Bu konu, en azından son yıllarda izleyebildiğim kadarıyla, bu pencereden ya da gözlemevinden bakıldığında, Afrika-Türkiye ilişkilerinin güçlendirilmesi ve çeşitlendirilmesi için yapılmakta olan çabalarla açıklanabilir.
İki yıldır PARTENAIRES AFRICAINS (http:/www.apanews.net/parte-nariat) adlı internet sitesinde Afrika'ya veya büyük coğrafi bölgelere yönelik çeşitli öncelikleri sınıflandırmaktayız.
Tam bir sayfada bağımsız olarak örneğin Türkiye'nin Afrika'daki faaliyetlerine tahsis edilmiştir. Aynı şekilde diğer yirmi kadar ülkeye de tahsis edilmekte ve bir arama motoru da daha ayrıntılı olarak bu sayfaya yönlendirmektedir.
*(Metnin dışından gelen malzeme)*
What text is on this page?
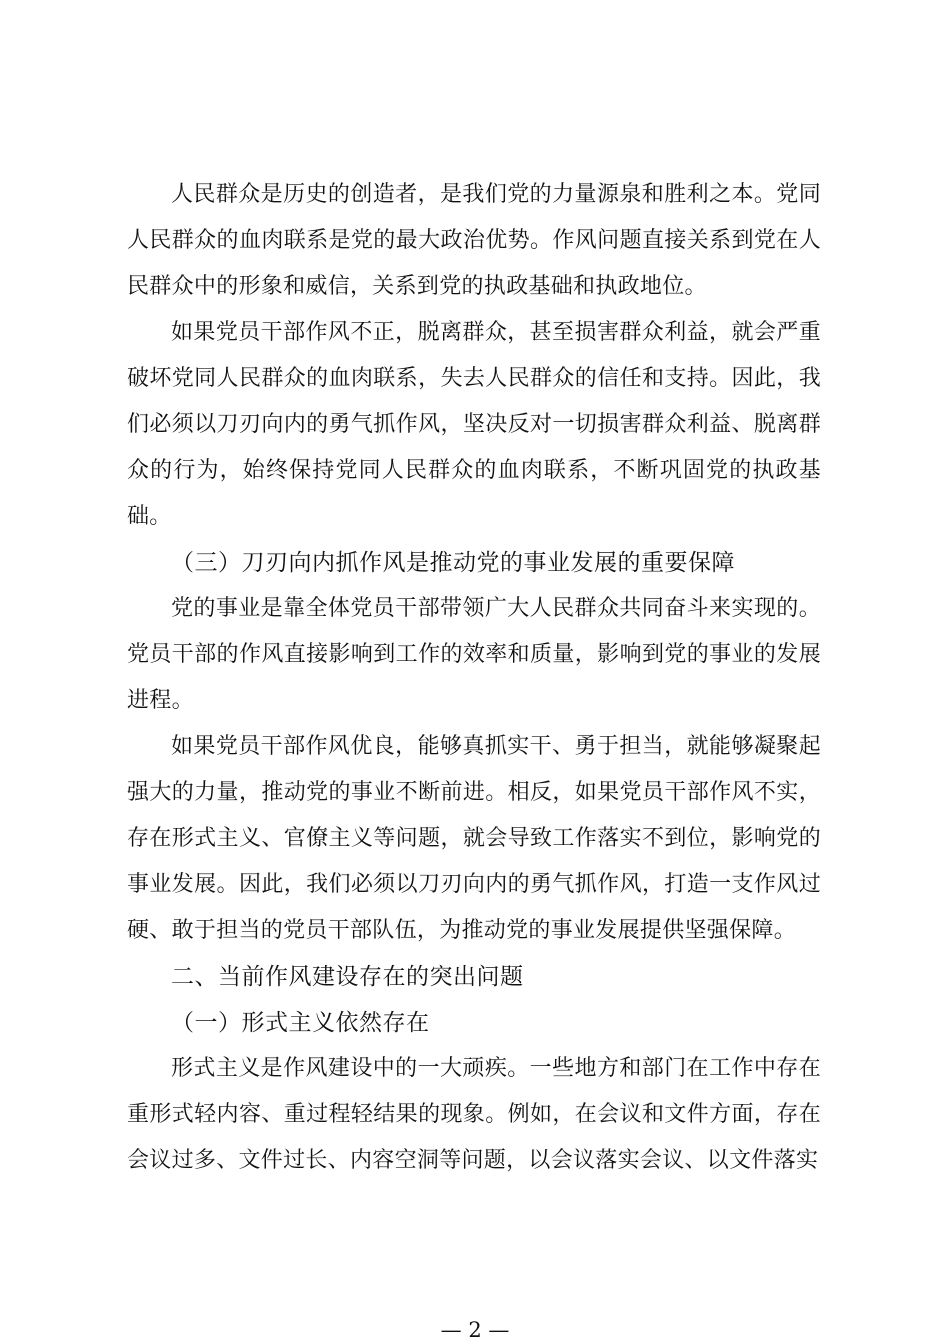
人民群众是历史的创造者，是我们党的力量源泉和胜利之本。党同人民群众的血肉联系是党的最大政治优势。作风问题直接关系到党在人民群众中的形象和威信，关系到党的执政基础和执政地位。

如果党员干部作风不正，脱离群众，甚至损害群众利益，就会严重破坏党同人民群众的血肉联系，失去人民群众的信任和支持。因此，我们必须以刀刃向内的勇气抓作风，坚决反对一切损害群众利益、脱离群众的行为，始终保持党同人民群众的血肉联系，不断巩固党的执政基础。

（三）刀刃向内抓作风是推动党的事业发展的重要保障

党的事业是靠全体党员干部带领广大人民群众共同奋斗来实现的。党员干部的作风直接影响到工作的效率和质量，影响到党的事业的发展进程。

如果党员干部作风优良，能够真抓实干、勇于担当，就能够凝聚起强大的力量，推动党的事业不断前进。相反，如果党员干部作风不实，存在形式主义、官僚主义等问题，就会导致工作落实不到位，影响党的事业发展。因此，我们必须以刀刃向内的勇气抓作风，打造一支作风过硬、敢于担当的党员干部队伍，为推动党的事业发展提供坚强保障。

二、当前作风建设存在的突出问题
（一）形式主义依然存在

形式主义是作风建设中的一大顽疾。一些地方和部门在工作中存在重形式轻内容、重过程轻结果的现象。例如，在会议和文件方面，存在会议过多、文件过长、内容空洞等问题，以会议落实会议、以文件落实

— 2 —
Şayet gerçekleştirilen ilk temaslardan bu yana aynı konular çok kez ele alındıysa, kaçınılmaz tekrarlardan ötürü hoşgörünüzü talep ediyorum. Ancak izninizle Türkiye'nin yakınlığını nasıl algıladığımızı izah etmek istiyorum.
Daha önce tanımlanmış olan araçlarla ve ağımız tarafından son iki yıldır toplanan maddi kaynaklarla, Mauritius Adası, Burkina Faso, Nijerya, Mısır, Senegal, Moritanya, Benin, Cibuti, Kamerun, Afrika Birliği'nin merkezinin bulunduğu Etiyopya ile Tunus gibi ülkelerin arasına, kıtamıza gönüllü olarak ve en azından iki temel özellikle (kendi kozlarıyla gelen ve girişim özgünlüğü ile dikkat çeken) Türkiye de katılmıştır.
Bakış Açısı
- Türkiye, her şeyden önce Kuzey Afrika'da oldukça iyi tanınan ve özellikle son dört beş yıldır keşfettiği ağırlıklı olarak Güney Afrika ülkeleriyle sorunları bulunmayan yeni bir ülke.
- Türkiye, coğrafi açıdan Avrupa'nın ortasında yer alan, doğu ile batının birleştiği ve büyük medeniyetlerin bir araya geldiği bir ülke.
- Türkiye, ön plana çıkan güçlerin birliğini oluşturmayı bilmiş, havacılıktan zanaata, gıdadan tekstile kadar paylaşabileceği deneyimleri bulunan ve eğitim, sağlık, balıkçılık, hayvancılık ile kültür gibi alanlarda kesin olarak deneyimlere sahip olan bir ülkedir.
Başvuru Yaklaşımı
Türkiye'nin başvurusunu özellikle üç açıdan kesinlikle çok özgün ve dikkat çekici bulduğumuzu ifade etmek istiyoruz.
- Hammaddeleri satmak amacıyla, destek için ortaklığa teşvik eden sözleşmeler önermek ve ikna etmek amacıyla Afrikalıların karşısına çıkan iş ortağı oldukça nadir görülmektedir.
- Tüm yeni iş ortakları, elbette Afrika'ya inanmaktadırlar, ancak bunlar 2006 yılından bu yana ülkemize gelen çeşitli Türk heyetlerinin inancına ulaşabiliyorlar mı? Sıranın Afrika'da olduğuna ve önümüzdeki yıllarda bu kıtanın sırasıyla Avrupa, Amerika ve şu anda Asya'nın olduğu gibi dünya ekonomisinin kalbi olacağına inanıyorlar mı?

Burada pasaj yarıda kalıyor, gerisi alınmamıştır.